The state budget includes just $17 million, of which $10 million would come from the ARP, for upgrading the 40-year-old unemployment computing systems, which buckled last year under the pressure of hundreds of thousands of jobless claims. Assembly Bill 4380 would have allocated $50 million for that purpose, and state Republicans floated half a billion dollars to upgrade the unemployment system, as well as the computer infrastructure for the Motor Vehicle Commission and 9-1-1 calls.

Sick transit

Retiring Senate Majority Leader Loretta Weinberg, D-37th District, blasted the plan for not including a recurring and dedicated source of funding for New Jersey Transit. “I am extremely disappointed,” she told reporters on June 21. “It is short-sighted, and it certainly doesn’t live up to the governor’s promise to fix NJ Transit.”

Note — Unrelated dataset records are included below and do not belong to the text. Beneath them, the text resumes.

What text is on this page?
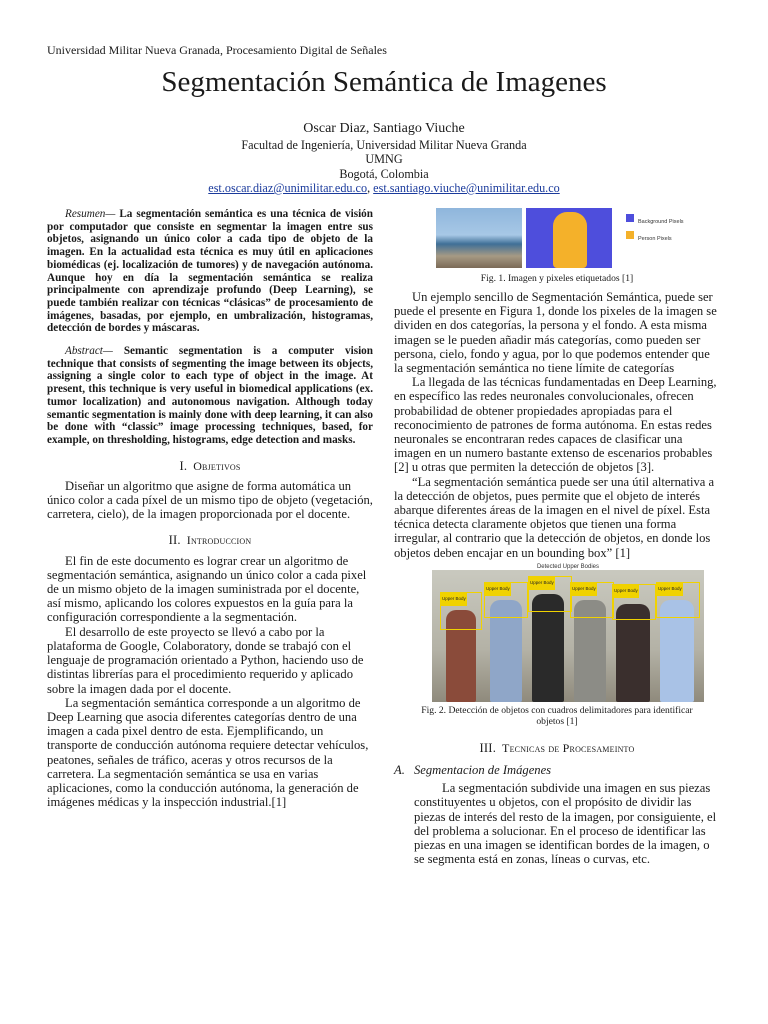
Universidad Militar Nueva Granada, Procesamiento Digital de Señales
Segmentación Semántica de Imagenes
Oscar Diaz, Santiago Viuche
Facultad de Ingeniería, Universidad Militar Nueva Granda
UMNG
Bogotá, Colombia
est.oscar.diaz@unimilitar.edu.co, est.santiago.viuche@unimilitar.edu.co

Resumen— La segmentación semántica es una técnica de visión por computador que consiste en segmentar la imagen entre sus objetos, asignando un único color a cada tipo de objeto de la imagen. En la actualidad esta técnica es muy útil en aplicaciones biomédicas (ej. localización de tumores) y de navegación autónoma. Aunque hoy en día la segmentación semántica se realiza principalmente con aprendizaje profundo (Deep Learning), se puede también realizar con técnicas “clásicas” de procesamiento de imágenes, basadas, por ejemplo, en umbralización, histogramas, detección de bordes y máscaras.

Abstract— Semantic segmentation is a computer vision technique that consists of segmenting the image between its objects, assigning a single color to each type of object in the image. At present, this technique is very useful in biomedical applications (ex. tumor localization) and autonomous navigation. Although today semantic segmentation is mainly done with deep learning, it can also be done with “classic” image processing techniques, based, for example, on thresholding, histograms, edge detection and masks.

I. Objetivos

Diseñar un algoritmo que asigne de forma automática un único color a cada píxel de un mismo tipo de objeto (vegetación, carretera, cielo), de la imagen proporcionada por el docente.

II. Introduccion

El fin de este documento es lograr crear un algoritmo de segmentación semántica, asignando un único color a cada pixel de un mismo objeto de la imagen suministrada por el docente, así mismo, aplicando los colores expuestos en la guía para la configuración correspondiente a la segmentación.

El desarrollo de este proyecto se llevó a cabo por la plataforma de Google, Colaboratory, donde se trabajó con el lenguaje de programación orientado a Python, haciendo uso de distintas librerías para el procedimiento requerido y aplicado sobre la imagen dada por el docente.

La segmentación semántica corresponde a un algoritmo de Deep Learning que asocia diferentes categorías dentro de una imagen a cada pixel dentro de esta. Ejemplificando, un transporte de conducción autónoma requiere detectar vehículos, peatones, señales de tráfico, aceras y otros recursos de la carretera. La segmentación semántica se usa en varias aplicaciones, como la conducción autónoma, la generación de imágenes médicas y la inspección industrial.[1]

Background Pixels
Person Pixels

Fig. 1. Imagen y pixeles etiquetados [1]

Un ejemplo sencillo de Segmentación Semántica, puede ser puede el presente en Figura 1, donde los pixeles de la imagen se dividen en dos categorías, la persona y el fondo. A esta misma imagen se le pueden añadir más categorías, como pueden ser persona, cielo, fondo y agua, por lo que podemos entender que la segmentación semántica no tiene límite de categorías

La llegada de las técnicas fundamentadas en Deep Learning, en específico las redes neuronales convolucionales, ofrecen probabilidad de obtener propiedades apropiadas para el reconocimiento de patrones de forma autónoma. En estas redes neuronales se encontraran redes capaces de clasificar una imagen en un numero bastante extenso de escenarios probables [2] u otras que permiten la detección de objetos [3].

“La segmentación semántica puede ser una útil alternativa a la detección de objetos, pues permite que el objeto de interés abarque diferentes áreas de la imagen en el nivel de píxel. Esta técnica detecta claramente objetos que tienen una forma irregular, al contrario que la detección de objetos, en donde los objetos deben encajar en un bounding box” [1]

Detected Upper Bodies
Upper Body
Upper Body
Upper Body
Upper Body	Upper Body	Upper Body

Fig. 2. Detección de objetos con cuadros delimitadores para identificar objetos [1]

III. Tecnicas de Procesameinto
A. Segmentacion de Imágenes

La segmentación subdivide una imagen en sus piezas constituyentes u objetos, con el propósito de dividir las piezas de interés del resto de la imagen, por consiguiente, el del problema a solucionar. En el proceso de identificar las piezas en una imagen se identifican bordes de la imagen, o se segmenta está en zonas, líneas o curvas, etc.
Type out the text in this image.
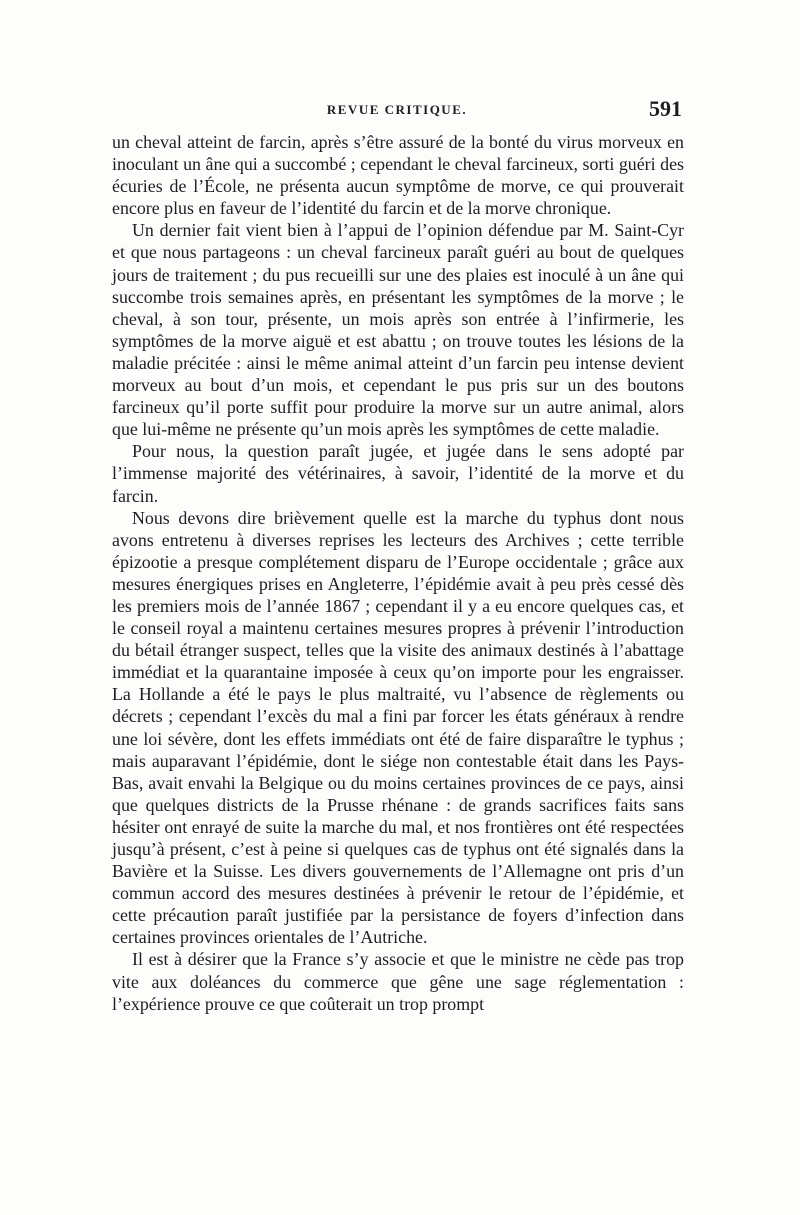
REVUE CRITIQUE.	591

un cheval atteint de farcin, après s’être assuré de la bonté du virus morveux en inoculant un âne qui a succombé ; cependant le cheval farcineux, sorti guéri des écuries de l’École, ne présenta aucun symptôme de morve, ce qui prouverait encore plus en faveur de l’identité du farcin et de la morve chronique.

Un dernier fait vient bien à l’appui de l’opinion défendue par M. Saint-Cyr et que nous partageons : un cheval farcineux paraît guéri au bout de quelques jours de traitement ; du pus recueilli sur une des plaies est inoculé à un âne qui succombe trois semaines après, en présentant les symptômes de la morve ; le cheval, à son tour, présente, un mois après son entrée à l’infirmerie, les symptômes de la morve aiguë et est abattu ; on trouve toutes les lésions de la maladie précitée : ainsi le même animal atteint d’un farcin peu intense devient morveux au bout d’un mois, et cependant le pus pris sur un des boutons farcineux qu’il porte suffit pour produire la morve sur un autre animal, alors que lui-même ne présente qu’un mois après les symptômes de cette maladie.

Pour nous, la question paraît jugée, et jugée dans le sens adopté par l’immense majorité des vétérinaires, à savoir, l’identité de la morve et du farcin.

Nous devons dire brièvement quelle est la marche du typhus dont nous avons entretenu à diverses reprises les lecteurs des Archives ; cette terrible épizootie a presque complétement disparu de l’Europe occidentale ; grâce aux mesures énergiques prises en Angleterre, l’épidémie avait à peu près cessé dès les premiers mois de l’année 1867 ; cependant il y a eu encore quelques cas, et le conseil royal a maintenu certaines mesures propres à prévenir l’introduction du bétail étranger suspect, telles que la visite des animaux destinés à l’abattage immédiat et la quarantaine imposée à ceux qu’on importe pour les engraisser. La Hollande a été le pays le plus maltraité, vu l’absence de règlements ou décrets ; cependant l’excès du mal a fini par forcer les états généraux à rendre une loi sévère, dont les effets immédiats ont été de faire disparaître le typhus ; mais auparavant l’épidémie, dont le siége non contestable était dans les Pays-Bas, avait envahi la Belgique ou du moins certaines provinces de ce pays, ainsi que quelques districts de la Prusse rhénane : de grands sacrifices faits sans hésiter ont enrayé de suite la marche du mal, et nos frontières ont été respectées jusqu’à présent, c’est à peine si quelques cas de typhus ont été signalés dans la Bavière et la Suisse. Les divers gouvernements de l’Allemagne ont pris d’un commun accord des mesures destinées à prévenir le retour de l’épidémie, et cette précaution paraît justifiée par la persistance de foyers d’infection dans certaines provinces orientales de l’Autriche.

Il est à désirer que la France s’y associe et que le ministre ne cède pas trop vite aux doléances du commerce que gêne une sage réglementation : l’expérience prouve ce que coûterait un trop prompt
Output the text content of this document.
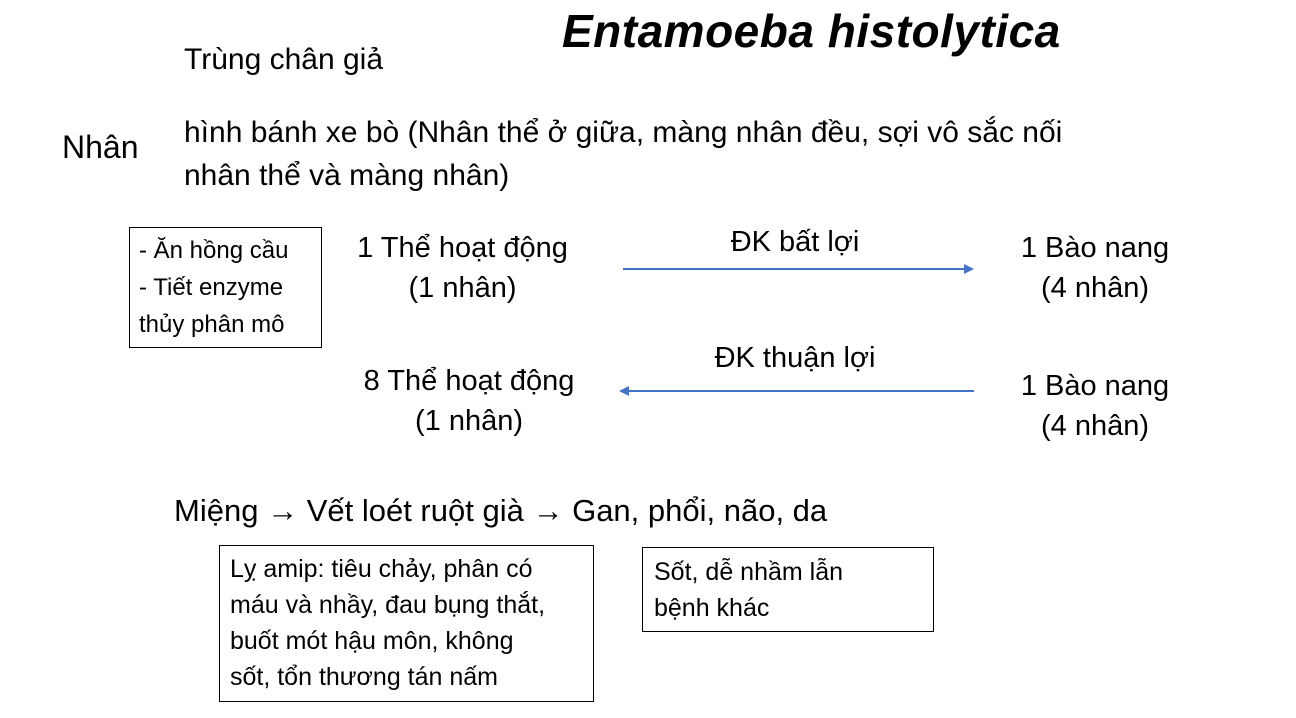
Entamoeba histolytica
Trùng chân giả
Nhân hình bánh xe bò (Nhân thể ở giữa, màng nhân đều, sợi vô sắc nối
nhân thể và màng nhân)
- Ăn hồng cầu
- Tiết enzyme
thủy phân mô
1 Thể hoạt động
(1 nhân)
ĐK bất lợi	1 Bào nang
(4 nhân)
8 Thể hoạt động
(1 nhân)
ĐK thuận lợi
1 Bào nang
(4 nhân)
Miệng → Vết loét ruột già → Gan, phổi, não, da
Lỵ amip: tiêu chảy, phân có
máu và nhầy, đau bụng thắt,
buốt mót hậu môn, không
sốt, tổn thương tán nấm
Sốt, dễ nhầm lẫn
bệnh khác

Weinberg had been a persistent advocate for a dedicated source of funding for the cash-strapped mass transit agency. Efforts to do so gained steam in February 2020 but were derailed by the COVID-19 pandemic. “So … everybody else has got a portion of this money, and to not [fund] NJ Transit is absolutely mind-blowing,” she said. “It’s bad government, bad politics, bad for our future.”

The agency is roughly $5.8 billion short of the funds it needs to deliver on the full roster of proposals under its five-year capital plan. To make up the shortfall, the agency can cut services or raise fares. The Murphy administration could also move funds from elsewhere in the budget.

Under the proposed spending plan, $360 million of NJ Transit’s capital funding – for long-term upgrades and maintenance – would instead be used for daily operations. Another $82 million would come out of the state fund for clean energy projects.

When pressed on June 23, Murphy did not directly address the lack of a dedicated source of funding, but nonetheless defended his track record with NJ Transit and the fact that this budget would appropriate approximately $2.65 billion to the agency. And, he continued, the ARP includes roughly $2 billion directly for NJ Transit. “It has the lowest capital to operating transfer in 15 years,” he said.

“We have aggressively used the pandemic period to accelerate the fixing of NJ Transit, everything from the customer experience to station improvements to communications, hiring more engineers,” he continued. “We just got here three and a half years ago, and I think that we made an enormous amount of progress. By the way, no rate hike during our time.”